Terrance M. Booysen | Chief Executive Officer | CGF Research Institute | mail me | and peer reviewed by Jene’ Palmer | Lead Independent Consultant | CGF Research Institute | mail me |
After a few months of COVID-19 lockdown in South Africa, there is no doubt that somehow all the rules seem to have changed for civil society, and indeed also for the world of business at large.
Businesses across the world have had to quickly adapt to their respective COVID-19 regulations with South Africa having become known as a country with some of the strictest Covid-19 regulations in place in an attempt to flatten the COVID-19 curve, and save lives.
Even prior to the COVID-19 pandemic, the ease of doing business in South Africa was already under great pressure. According to the World Bank’s annual ratings, South Africa’s ranking had deteriorated from 82nd position amongst 190 economies to 84th position in 2019. The COVID-19 saga has clearly made matters far worse for businesses to survive in South Africa, hence requiring greater board agility to weather and beat the socio-economic tsunami we are now facing.
Considering the impact COVID-19 has had upon most businesses, boards of directors have again been reminded of the critical importance of having an appropriate and responsive back-up plan in order to sustain the massive business disruptions caused by unexpected risks. Unsurprisingly, a number of organisations have been caught short and this begs the question regarding the board’s full understanding of its own business resilience in such turbulent times.
Survey
According to a recent series of surveys conducted by Stats SA (April 2020), nine out of ten (90%) businesses surveyed (2,182 businesses) reported reduced turnover; thirty-six percent (36%) indicated they were retrenching employees in the short term as a measure to cope with Covid-19 and twenty-five percent (25%) indicated they were decreasing their working hours.
Approximately one out of ten businesses (10%) indicated that they had ceased business permanently and the industries with the highest percentage of organisations permanently closing their doors include construction (14%); community, social and personal services (12%); and agriculture, hunting, forestry and fishing (12%). Thirty percent (30%) indicated they could survive less than a month without any turnover, whilst 55% of the surveyed organisations indicated that they could survive between 1 and 3 months.
Only seven percent (7%) indicated that they could survive for a period longer than three (3) months.
With the hindsight of a number of recent wide-scale business disruptions caused by either natural or human activated disasters such as 9-11, and given the experiences gained from these past events, most medium and large sized businesses should have been able to not only foresee a risk such as COVID-19, but they should also have been able to rapidly absorb the shock and bounce back in a very short space of time.
Reality
The reality is that most South African organisations have not been able to resume a ‘business as usual’ approach and this has been further complicated by massive government intervention which may indeed be doing more harm than good.
By closing down the sale of various non-essential products or services, or restricting trade in one way or another, it fundamentally unsettles the business supply chain and creates other unintended problems that could cause terrible long-term social and economic damage. In addition to these matters, since COVID-19 does not appear to be going away anytime soon, organisations are realising that their business operating environment will rapidly need to become ‘contactless’. In this regard, the challenges of dealing with COVID-19 go well beyond the wearing of face-masks and the routine of measuring people’s temperatures.
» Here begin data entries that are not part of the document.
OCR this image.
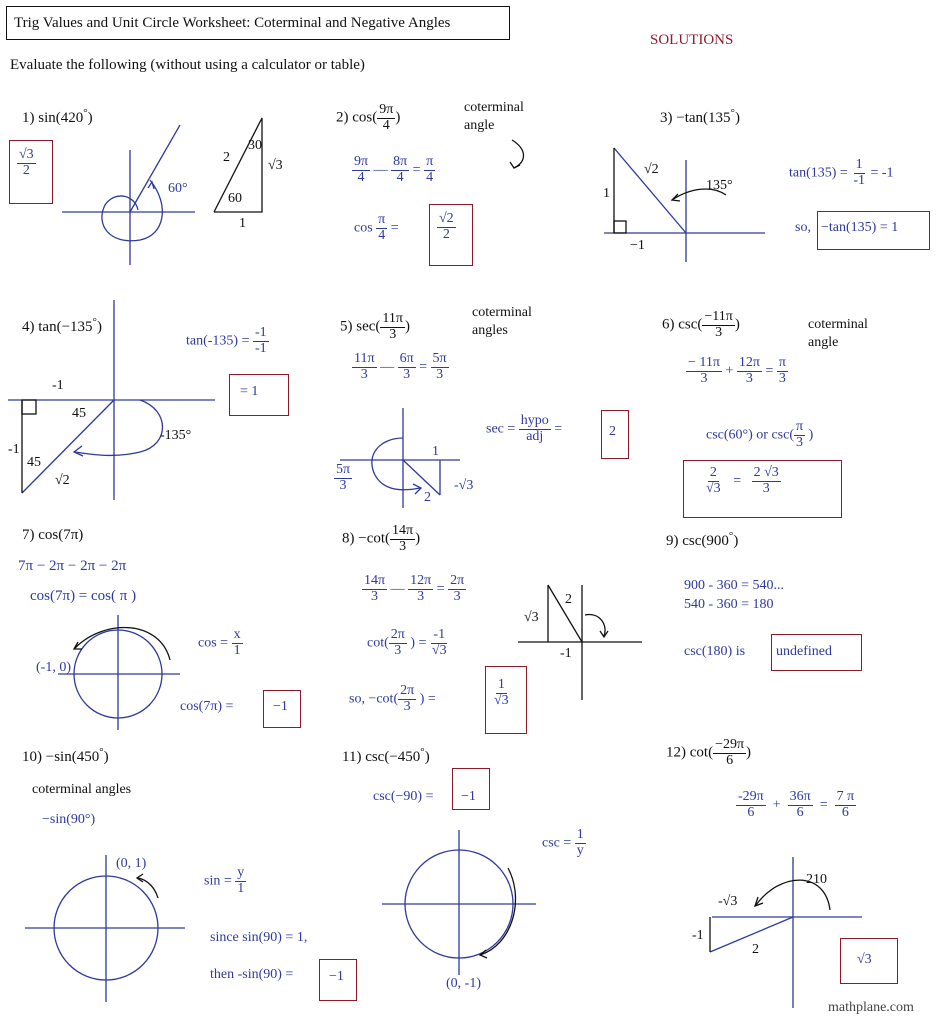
Trig Values and Unit Circle Worksheet: Coterminal and Negative Angles
SOLUTIONS
Evaluate the following (without using a calculator or table)
1) sin(420°)
$\frac{√3}{2}$
60°
2
30
60
√3
1
2) $\cos( \frac{9\pi}{4}$ )
coterminal
angle
$\frac{9\pi}{4}$ — $\frac{8\pi}{4} = \frac{\pi}{4}$
$\cos \frac{\pi}{4}$ =	$\frac{√2}{2}$
3) −tan(135°)
√2
1
−1
135°
$\tan(135) = \frac{1}{-1} = -1$
so, −tan(135) = 1
4) tan(−135°)
$\tan(-135) = \frac{-1}{-1}$
= 1
-1
45
45
-1
√2
-135°
5) $\sec( \frac{11\pi}{3}$ )
coterminal
angles
$\frac{11\pi}{3}$ — $\frac{6\pi}{3} = \frac{5\pi}{3}$
$\sec = \frac{\text{hypo}}{\text{adj}}$ =	2
$\frac{5\pi}{3}$
1
2
-√3
6) $\csc( \frac{-11\pi}{3}$ )	coterminal
angle
$\frac{- 11\pi}{3} + \frac{12\pi}{3} = \frac{\pi}{3}$
csc(60°) or $\csc( \frac{\pi}{3}$ )
$\frac{2}{√3} = \frac{2 √3}{3}$
7) cos(7π)
7π − 2π − 2π − 2π
cos(7π) = cos( π )
(-1, 0)
$\cos = \frac{x}{1}$
cos(7π) =	−1
$8) -\cot( \frac{14\pi}{3}$ )
$\frac{14\pi}{3}$ — $\frac{12\pi}{3} = \frac{2\pi}{3}$
$\cot( \frac{2\pi}{3}$ ) = $\frac{-1}{√3}$
so, $-\cot( \frac{2\pi}{3}$ ) =	$\frac{1}{√3}$
√3
2
-1
9) csc(900°)
900 - 360 = 540...
540 - 360 = 180
csc(180) is undefined
10) −sin(450°)
coterminal angles
−sin(90°)
(0, 1)
$\sin = \frac{y}{1}$
since sin(90) = 1,
then -sin(90) =	−1
11) csc(−450°)
csc(−90) = −1
$\csc = \frac{1}{y}$
(0, -1)
12) $\cot( \frac{-29\pi}{6}$ )
$\frac{-29\pi}{6} + \frac{36\pi}{6} = \frac{7 \pi}{6}$
210
-√3
-1
2
√3
mathplane.com
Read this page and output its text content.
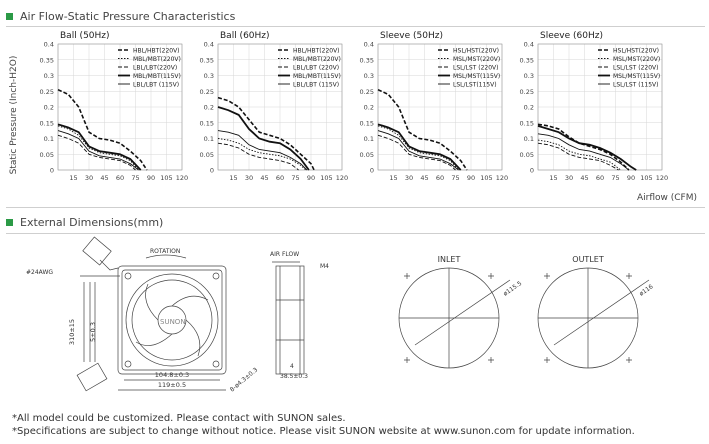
Air Flow-Static Pressure Characteristics
Static Pressure (Inch-H2O)
Ball (50Hz)
0.4
0.35
0.3
0.25
0.2
0.15
0.1
0.05
0
15 30 45 60 75 90 105 120
HBL/HBT(220V)
MBL/MBT(220V)
LBL/LBT(220V)
MBL/MBT(115V)
LBL/LBT (115V)
Ball (60Hz)
0.4
0.35
0.3
0.25
0.2
0.15
0.1
0.05
0
15 30 45 60 75 90 105 120
HBL/HBT(220V)
MBL/MBT(220V)
LBL/LBT (220V)
MBL/MBT(115V)
LBL/LBT (115V)
Sleeve (50Hz)
0.4
0.35
0.3
0.25
0.2
0.15
0.1
0.05
0
15 30 45 60 75 90 105 120
HSL/HST(220V)
MSL/MST(220V)
LSL/LST (220V)
MSL/MST(115V)
LSL/LST(115V)
Sleeve (60Hz)
0.4
0.35
0.3
0.25
0.2
0.15
0.1
0.05
0
15 30 45 60 75 90 105 120
HSL/HST(220V)
MSL/MST(220V)
LSL/LST (220V)
MSL/MST(115V)
LSL/LST (115V)
Airflow (CFM)
External Dimensions(mm)
#24AWG
310±15 5±0.3
ROTATION
SUNON
104.8±0.3
119±0.5	8-ø4.3±0.3
AIR FLOW
M4
4
38.5±0.3
INLET
ø115.5
OUTLET
ø116
*All model could be customized. Please contact with SUNON sales.
*Specifications are subject to change without notice. Please visit SUNON website at www.sunon.com for update information.
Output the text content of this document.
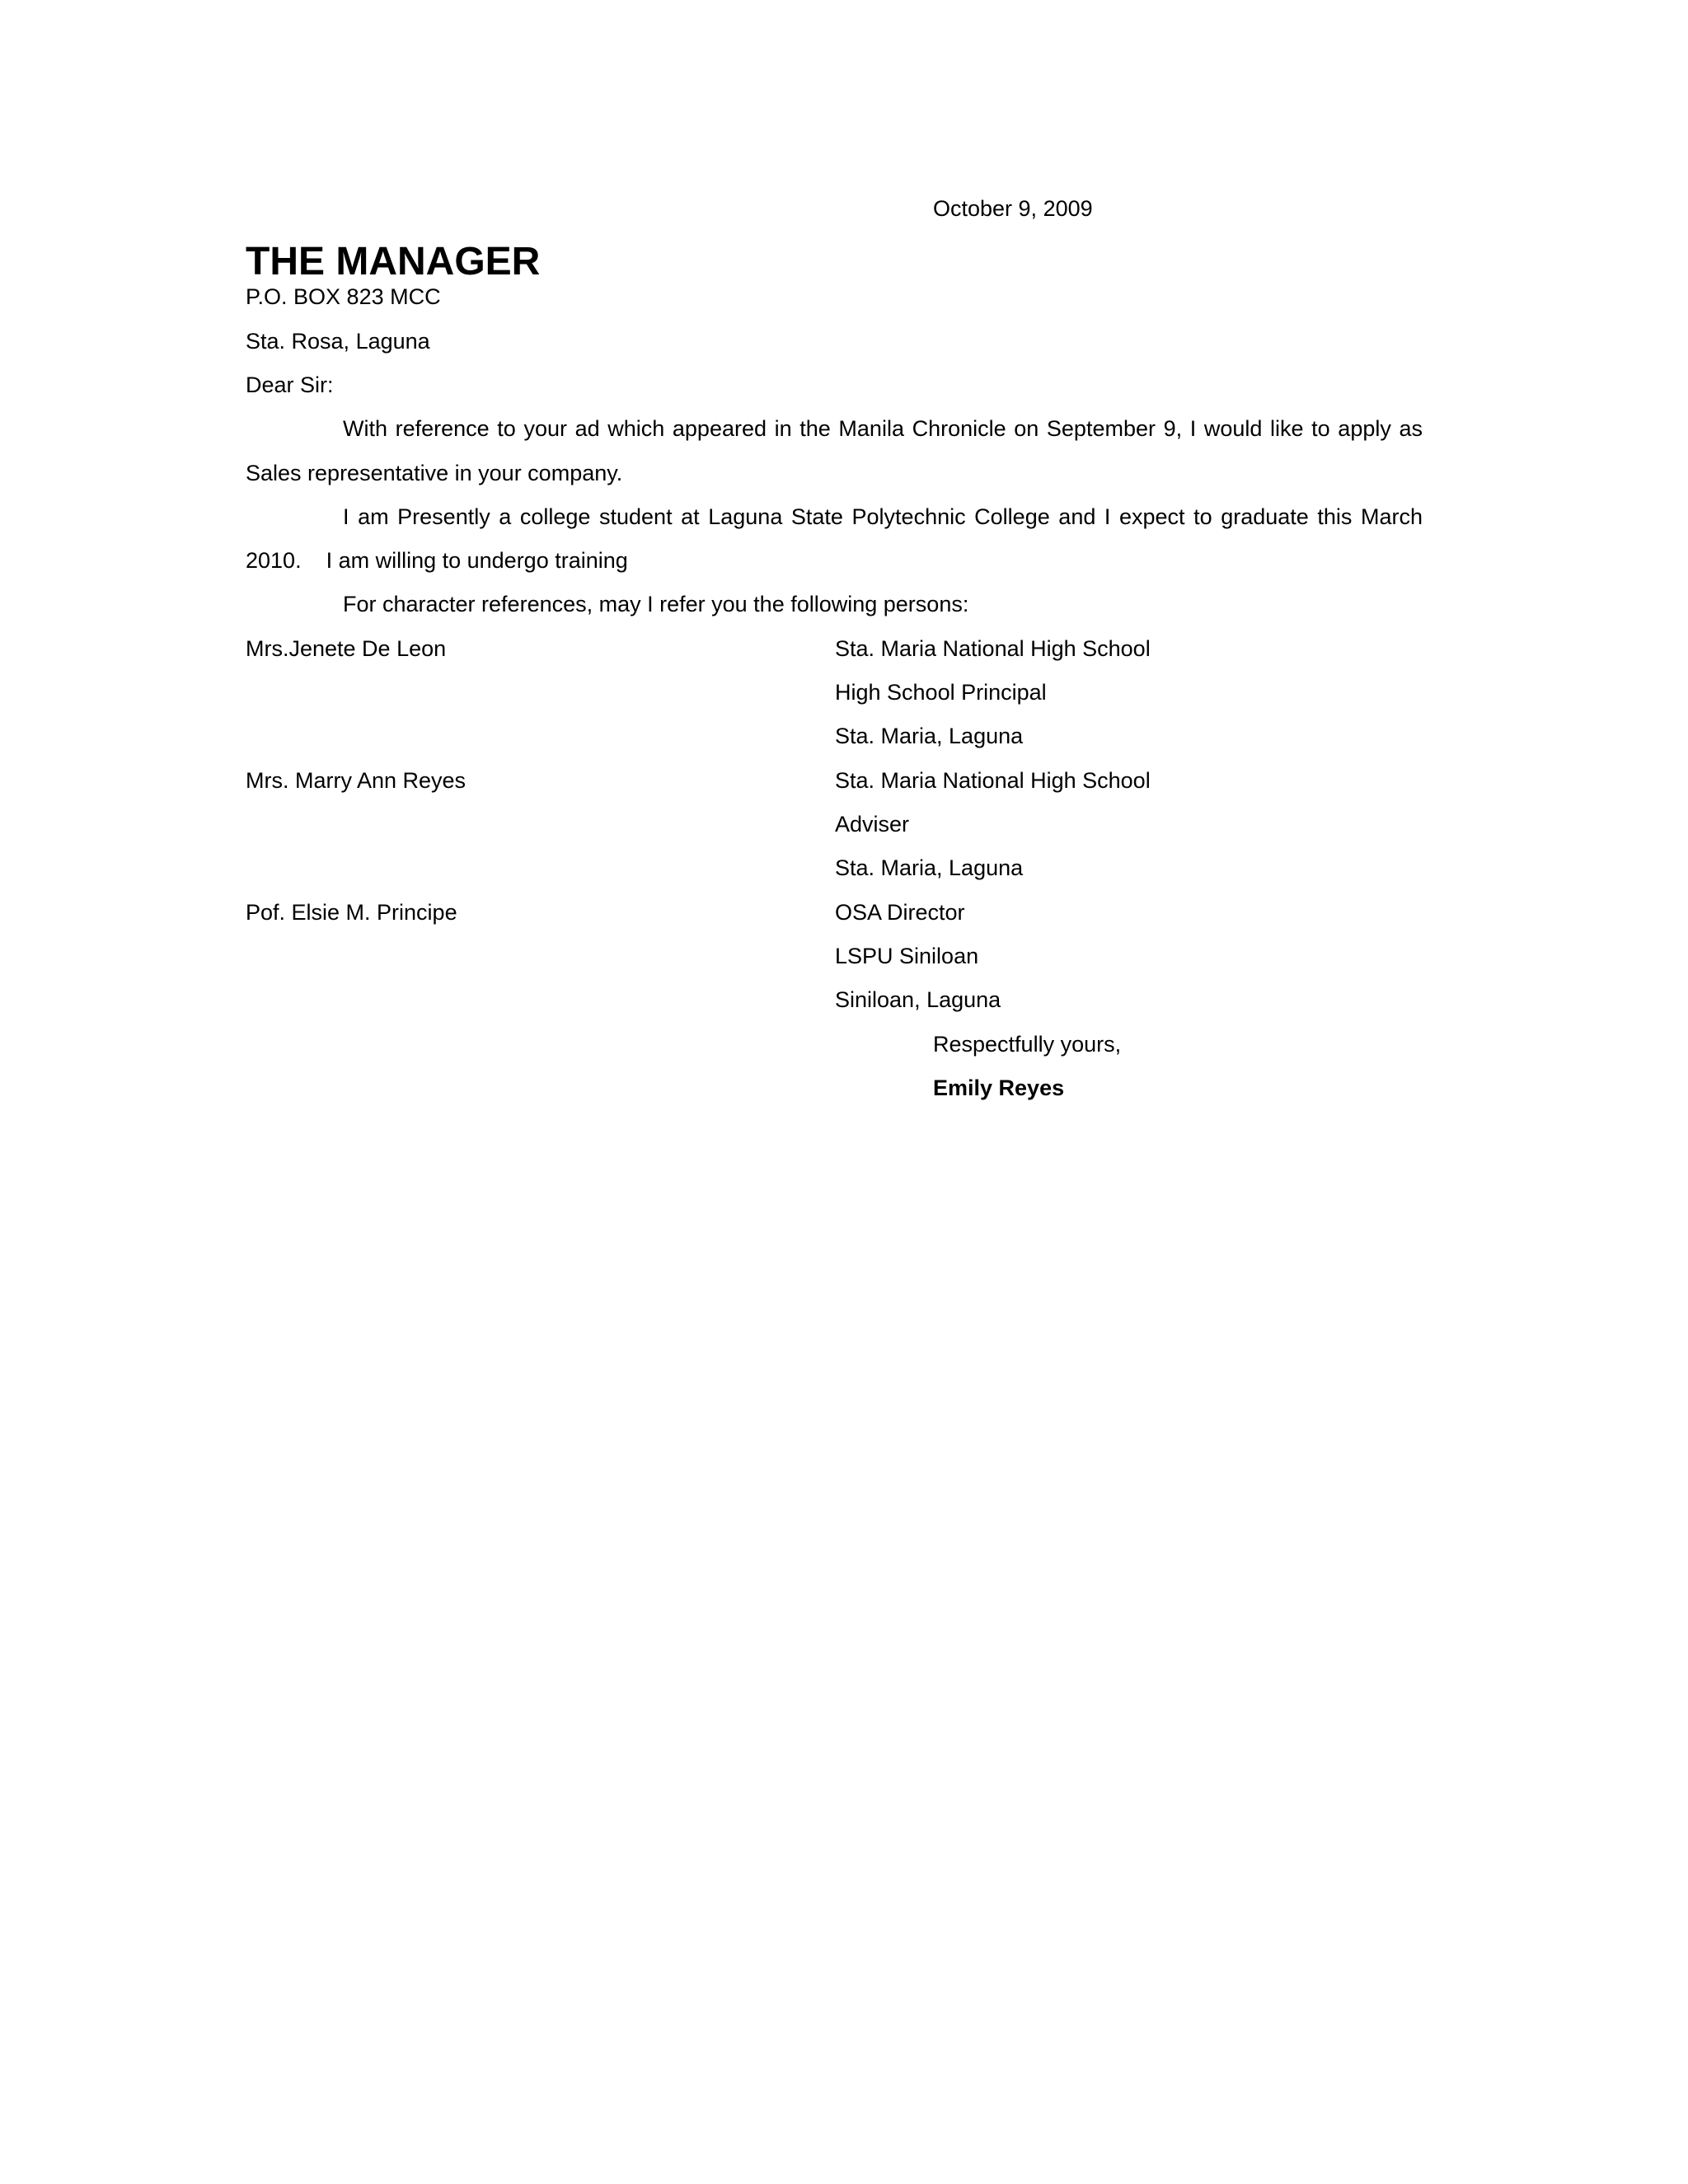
October 9, 2009
THE MANAGER
P.O. BOX 823 MCC
Sta. Rosa, Laguna
Dear Sir:
With reference to your ad which appeared in the Manila Chronicle on September 9, I would like to apply as
Sales representative in your company.
I am Presently a college student at Laguna State Polytechnic College and I expect to graduate this March
2010.    I am willing to undergo training
For character references, may I refer you the following persons:
Mrs.Jenete De Leon	Sta. Maria National High School
High School Principal
Sta. Maria, Laguna
Mrs. Marry Ann Reyes	Sta. Maria National High School
Adviser
Sta. Maria, Laguna
Pof. Elsie M. Principe	OSA Director
LSPU Siniloan
Siniloan, Laguna
Respectfully yours,
Emily Reyes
COVID-19 regulations are forcing organisations, amongst other entities, to accommodate increased virtual interactions with their employees, customers and suppliers. This entails re-modelling previously physical ‘touch’ and ‘space’ zones to provide for spatial distancing between people, as well as the tracking and monitoring of their daily movements in certain circumstances. Expectedly, this has great bearing upon the entire organisation and the outcomes (impact) will be evident in the organisation’s governance framework.
New challenges
Considering these ‘new’ business challenges, one may question just how knowledgeable and prepared boards are to deal with the COVID-19 impacts that affect many of their strategic and operational activities.
Do boards have the ingenuity and means to understand the primary and secondary risk implications, not least also the impact COVID-19 will have upon the organisation’s resilience? A robust governance framework will facilitate a common understanding amongst board members of the governance, risk and compliance (GRC) challenges facing the organisation and will highlight those business areas which require immediate and/or critical attention. Rudimentary governance instruments implemented to act as a substitute for a governance framework will not be useful in assisting the board to prioritise the allocation of scarce resources to achieve their strategic objectives and ultimately ensure organisational sustainability.
It’s true, these are most uncertain and unprecedented times we now live in, and more than ever before, boards will increasingly be required to truly understand their businesses and operations if they are to prove their strategic worth.
Way forward
The implementation of a Corporate Governance Framework® will enhance the speed and quality of decision-making by boards by ensuring a more holistic understanding of the interdependencies within the business, including a proper perspective of the organisation’s GRC challenges. COVID-19 has certainly changed the rules of business and boards will need to ensure that their organisations can adapt accordingly.